Thread: seeming overflow during avg() of intervals without errors/warnings

seeming overflow during avg() of intervals without errors/warnings

From
Vick Khera
Date:
I'm attempting to compute an average age of some records based on a create_date field.

The simple query of

select avg(now() - user_created) from user_list where owner_id = 1 and user_status = 'active';

returns nonsense: -487 days -06:46:14.61501

The minimum user_created value is '2006-06-05 09:31:13-04', and the clock is correct for the current time. The user_created field is type "timestamp(0) with timezone, not null"

Couple of other interesting points:

select min(now() - user_created) from user_list where owner_id=1;
       min
-----------------
 00:58:10.419604

select max(now() - user_created) from user_list where owner_id=1;
            max
---------------------------
 2535 days 23:50:57.208109

So basically, it seems like however avg() on intervals is being computed it is overflowing somewhere without warning. I cannot figure out how to issue appropriate casts to make it not do so. In this case there are several million records that are involved.

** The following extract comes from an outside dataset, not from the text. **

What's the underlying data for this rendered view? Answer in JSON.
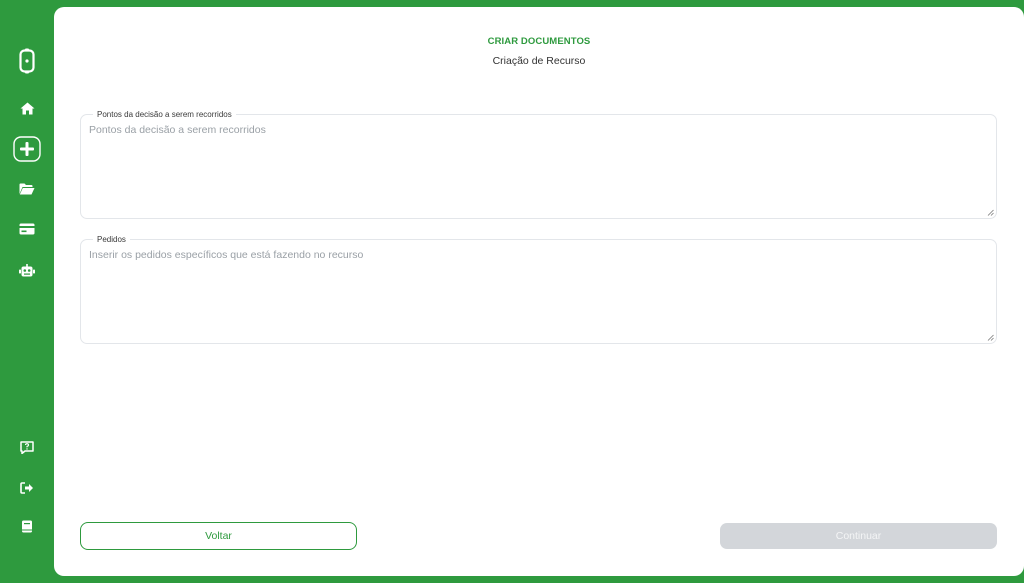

I did find an alternate query that does not return nonsense:

select avg(age(now(),user_created)) from user_list where owner_id = 1 and user_status = 'active';

which says: 2 years 3 mons 42 days 19:19:15.100571

PostgreSQL 9.2.4 on FreeBSD 9.1 64-bit.

Advice? The original query seems to work for other subsets of the user_list, so to have it fail in such a crazy manor without any warnings is troublesome.
Vick Khera <vivek@khera.org> writes:
> So basically, it seems like however avg() on intervals is being computed it
> is overflowing somewhere without warning.

Hmmm ... yeah, it looks like interval_pl is missing any overflow check:

regression=# select '2147483648 days'::interval;
ERROR:  interval field value out of range: "2147483648 days"
LINE 1: select '2147483648 days'::interval;
               ^
regression=# select '2147483647 days'::interval;
    interval
-----------------
 2147483647 days
(1 row)

regression=# select '2147483647 days'::interval + '1 day'::interval;
     ?column?
------------------
 -2147483648 days
(1 row)

Somebody ought to fix that.

A larger question is whether it'd be worth the trouble for interval
avg() to use some wider internal representation so it could avoid
the overflow.  Given the lack of prior complaints I'm inclined to
suspect it's not.

            regards, tom lane


Re: seeming overflow during avg() of intervals without errors/warnings

From
Vick Khera
Date:
On Wed, May 15, 2013 at 10:50 AM, Tom Lane <tgl@sss.pgh.pa.us> wrote:
Somebody ought to fix that.

A larger question is whether it'd be worth the trouble for interval
avg() to use some wider internal representation so it could avoid
the overflow.  Given the lack of prior complaints I'm inclined to
suspect it's not.


Should I file a formal bug report? Personally, I care not either way it is fixed, but I never want to get garbage answers.

Thanks for looking into it.